Babacığımın paraları erimesin diye arada çayırlarda dolaşır, çekirge avına çıkardım. En fazla iki adım zıplayan çekirgeler, üçüncüye yakalanırdı. Şişenin içine attığım çekirgeleri Sabu’nun önüne koyduğumda insafsız katliam yapardı.
Gün içinde normal idmanlara babam beni çıkartırdı. Horozlar gibi göğsüm genişler bu önemli vazife karşısında sevinç duyardım. Yere azıcık buğday döke döke geniş bahçemizde evin etrafını en az üç kez turlardık. Böylelikle Sabu hassas teraziye çıktığında iki buçuk kiloyu geçmezdi.
Altı aylıkken karşısına yaşlı bir horoz dikerek Sabu’yu dövüş antrenmanına çıkarmaya başlamıştı babam. Genç horozun canı acımasın diye yaşlının tırnaklarını kesip, gagasını da törpülemişti. Sabu çekilirse gururu incinir, cesaretle bir daha etrafına bakamazdı.
Yaşlı horozla genç horozun müsabakası berabere biterdi. İdmandan sonra babam açma-germe egzersizlerini yaptırırdı. Kucağına aldığı Sabu’nun ince boynunu tutar, gagasını açıp kapatır, uzun sarı bacaklarını ileri geri hareket ettirirdi. Islak bezle sırt tüylerini siler, yaralanıp yaralanmadığını detaylı incelerdi. Ardından Sabu’yu dinlenmesi için kutu kafesine alırdı. Demirden yapılan kafeste horoz güya kendini dinliyor içindeki gücün yankılı seslerini duyuyordu.
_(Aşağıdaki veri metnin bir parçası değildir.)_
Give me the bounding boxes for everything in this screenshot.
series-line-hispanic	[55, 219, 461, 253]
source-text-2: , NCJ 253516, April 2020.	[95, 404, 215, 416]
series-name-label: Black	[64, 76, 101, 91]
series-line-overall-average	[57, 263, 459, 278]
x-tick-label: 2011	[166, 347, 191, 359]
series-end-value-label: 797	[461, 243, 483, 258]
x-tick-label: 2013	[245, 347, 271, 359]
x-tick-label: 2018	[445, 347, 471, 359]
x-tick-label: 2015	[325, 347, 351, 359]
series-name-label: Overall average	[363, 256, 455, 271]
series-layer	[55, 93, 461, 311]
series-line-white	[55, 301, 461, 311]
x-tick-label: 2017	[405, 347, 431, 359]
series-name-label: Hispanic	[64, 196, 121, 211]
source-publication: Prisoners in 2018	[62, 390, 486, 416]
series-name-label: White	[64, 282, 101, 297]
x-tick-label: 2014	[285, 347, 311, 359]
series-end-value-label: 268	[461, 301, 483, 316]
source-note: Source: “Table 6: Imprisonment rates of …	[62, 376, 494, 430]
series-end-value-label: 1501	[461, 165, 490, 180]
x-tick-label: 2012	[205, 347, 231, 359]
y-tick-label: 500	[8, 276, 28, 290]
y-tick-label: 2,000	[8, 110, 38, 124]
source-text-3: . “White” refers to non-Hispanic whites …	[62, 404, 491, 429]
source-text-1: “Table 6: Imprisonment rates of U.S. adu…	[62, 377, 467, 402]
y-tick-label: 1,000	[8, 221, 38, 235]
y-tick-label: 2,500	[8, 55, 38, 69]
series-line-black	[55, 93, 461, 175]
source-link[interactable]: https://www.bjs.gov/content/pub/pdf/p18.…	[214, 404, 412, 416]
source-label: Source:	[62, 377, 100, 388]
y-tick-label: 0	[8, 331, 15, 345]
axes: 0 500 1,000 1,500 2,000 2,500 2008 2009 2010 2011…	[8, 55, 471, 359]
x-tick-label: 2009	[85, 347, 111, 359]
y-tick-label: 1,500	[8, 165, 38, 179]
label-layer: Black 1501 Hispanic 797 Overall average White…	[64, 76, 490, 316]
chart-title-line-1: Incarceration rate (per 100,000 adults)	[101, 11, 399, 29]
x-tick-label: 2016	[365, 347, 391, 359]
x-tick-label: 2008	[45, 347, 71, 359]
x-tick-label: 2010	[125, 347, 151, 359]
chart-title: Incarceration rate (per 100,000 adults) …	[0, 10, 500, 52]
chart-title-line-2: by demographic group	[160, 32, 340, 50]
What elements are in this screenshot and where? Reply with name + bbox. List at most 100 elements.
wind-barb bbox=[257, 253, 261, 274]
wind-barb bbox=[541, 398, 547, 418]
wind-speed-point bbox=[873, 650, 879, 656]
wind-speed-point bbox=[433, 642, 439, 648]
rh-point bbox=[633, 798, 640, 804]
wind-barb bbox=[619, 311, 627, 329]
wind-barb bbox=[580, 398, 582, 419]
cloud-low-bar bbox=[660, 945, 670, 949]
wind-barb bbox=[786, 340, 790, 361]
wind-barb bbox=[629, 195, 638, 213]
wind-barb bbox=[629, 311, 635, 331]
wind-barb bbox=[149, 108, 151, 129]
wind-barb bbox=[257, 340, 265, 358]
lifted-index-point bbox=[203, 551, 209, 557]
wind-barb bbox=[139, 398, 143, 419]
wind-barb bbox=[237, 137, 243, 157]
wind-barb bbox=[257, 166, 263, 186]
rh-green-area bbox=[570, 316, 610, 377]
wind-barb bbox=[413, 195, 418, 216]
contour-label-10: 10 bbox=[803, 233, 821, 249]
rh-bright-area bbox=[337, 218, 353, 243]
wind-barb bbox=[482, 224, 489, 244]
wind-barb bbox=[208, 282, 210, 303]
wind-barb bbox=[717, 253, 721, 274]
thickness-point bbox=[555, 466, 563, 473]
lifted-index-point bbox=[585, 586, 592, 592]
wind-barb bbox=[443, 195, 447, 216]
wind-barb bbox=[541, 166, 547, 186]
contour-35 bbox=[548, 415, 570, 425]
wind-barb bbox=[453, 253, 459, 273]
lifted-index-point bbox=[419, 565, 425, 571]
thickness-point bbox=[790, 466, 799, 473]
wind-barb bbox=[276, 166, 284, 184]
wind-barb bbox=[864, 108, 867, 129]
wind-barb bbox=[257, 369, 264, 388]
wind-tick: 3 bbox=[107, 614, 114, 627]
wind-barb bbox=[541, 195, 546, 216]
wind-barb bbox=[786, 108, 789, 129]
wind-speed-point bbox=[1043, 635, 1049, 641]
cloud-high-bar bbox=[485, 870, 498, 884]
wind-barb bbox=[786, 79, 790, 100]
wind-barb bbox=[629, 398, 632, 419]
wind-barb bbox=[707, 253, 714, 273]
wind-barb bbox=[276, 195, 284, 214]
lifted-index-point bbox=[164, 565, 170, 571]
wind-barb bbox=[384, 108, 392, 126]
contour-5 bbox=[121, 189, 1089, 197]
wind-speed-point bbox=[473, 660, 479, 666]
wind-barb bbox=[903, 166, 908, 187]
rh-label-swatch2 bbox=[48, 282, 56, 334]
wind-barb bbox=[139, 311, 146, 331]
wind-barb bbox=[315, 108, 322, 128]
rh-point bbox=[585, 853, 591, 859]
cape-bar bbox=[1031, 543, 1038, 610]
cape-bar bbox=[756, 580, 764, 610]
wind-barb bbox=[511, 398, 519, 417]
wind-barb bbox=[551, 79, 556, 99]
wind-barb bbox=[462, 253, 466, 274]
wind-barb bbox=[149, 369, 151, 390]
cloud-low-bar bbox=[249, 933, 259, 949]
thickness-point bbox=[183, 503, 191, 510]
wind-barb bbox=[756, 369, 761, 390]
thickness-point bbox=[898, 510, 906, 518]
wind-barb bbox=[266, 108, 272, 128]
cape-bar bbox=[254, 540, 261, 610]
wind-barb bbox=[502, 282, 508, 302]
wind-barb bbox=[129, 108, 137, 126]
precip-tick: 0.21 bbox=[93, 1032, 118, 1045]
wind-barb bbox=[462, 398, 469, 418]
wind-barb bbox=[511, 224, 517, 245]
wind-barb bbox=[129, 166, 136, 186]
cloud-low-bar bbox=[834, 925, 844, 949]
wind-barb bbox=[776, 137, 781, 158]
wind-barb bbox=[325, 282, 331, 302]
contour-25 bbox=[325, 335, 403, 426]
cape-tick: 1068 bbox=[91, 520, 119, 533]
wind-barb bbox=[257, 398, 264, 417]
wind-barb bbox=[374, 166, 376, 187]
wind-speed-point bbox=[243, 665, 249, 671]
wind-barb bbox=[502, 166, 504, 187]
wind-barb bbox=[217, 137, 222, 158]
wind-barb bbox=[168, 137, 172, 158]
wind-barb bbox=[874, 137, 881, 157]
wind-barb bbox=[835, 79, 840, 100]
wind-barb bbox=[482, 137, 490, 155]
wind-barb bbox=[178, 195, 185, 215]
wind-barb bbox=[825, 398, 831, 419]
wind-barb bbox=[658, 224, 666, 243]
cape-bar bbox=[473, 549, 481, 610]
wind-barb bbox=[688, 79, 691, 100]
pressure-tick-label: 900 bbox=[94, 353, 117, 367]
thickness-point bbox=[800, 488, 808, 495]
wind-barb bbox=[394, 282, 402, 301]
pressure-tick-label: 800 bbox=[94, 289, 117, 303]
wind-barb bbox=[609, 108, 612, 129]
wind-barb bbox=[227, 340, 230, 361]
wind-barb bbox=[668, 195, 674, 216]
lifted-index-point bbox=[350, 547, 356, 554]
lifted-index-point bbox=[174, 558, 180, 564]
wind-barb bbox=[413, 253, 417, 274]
Ben de her gün arkadaşlarıma sataşıyordum. Hatta oturduğumuz mahallede bulunan metruk eve gizlenip, kahvehanedeki dayılara taş atıyordum.
Evin etrafında sürüyle gezmek ona yasaktı. Babam tavukları binen horoz gücünü toplayamaz derdi. Sabu sadece günün belirli dönemlerinde güneşin berrak ışıklarıyla tanışıyor, kırmızı tüylerini parıldata parıldata sergiliyordu.
Odalarda yalnız kalmama rağmen gücümü yitirmemek için bir kere olsun şehvetli hülyalara dalmadım. Halvetlerimin sonunda bir şeyi fark etmiştim: Sabu’nun kızıştığını.
Yanında bir tanecik dişi yok. Garibin hali içimi yedi tabi. Hayrına ben de babamdan saklı, kümesten üç tavuk çıkarıp, bahçenin içerisine salıvermiştim. Sabu kanat bükerek tavukların etrafında dönüyor, dişisini etkilemeye çalışıyordu. Bilirsiniz horozların kanatları renklidir. Göze çok hoş gelir. Tabi doğanın kanunu canlılar üreyecek. Bu hayvancık da yeri eşeliyor, “gut gut” diye bağırarak toprakta bulduklarından sürüsüne yediriyordu. Ardından üzerine atlıyordu efenim. Canım anacığım horoz tavuğu binince gözlerini kapat derdi. Saniyelik olay nasıl yumacaksınız. Bir de işin içine merak girince. Horoz günde kaç defa biniyor. Ooo! Yanlış anlamayın ama ilk gençliğimden beridir bu konu üzerine kafa yormuş birisiyim. Mesela yirmi tavuklu kümeste horozunuz eğer sağlamsa yumurtalarınızın yüzde doksanı döllenecektir. Her gün on ila on beş arası yumurta çıktığını varsayarsak. Aylık hesaba vurun. Aklım, hayalim almıyor. İnanılmaz bir performans…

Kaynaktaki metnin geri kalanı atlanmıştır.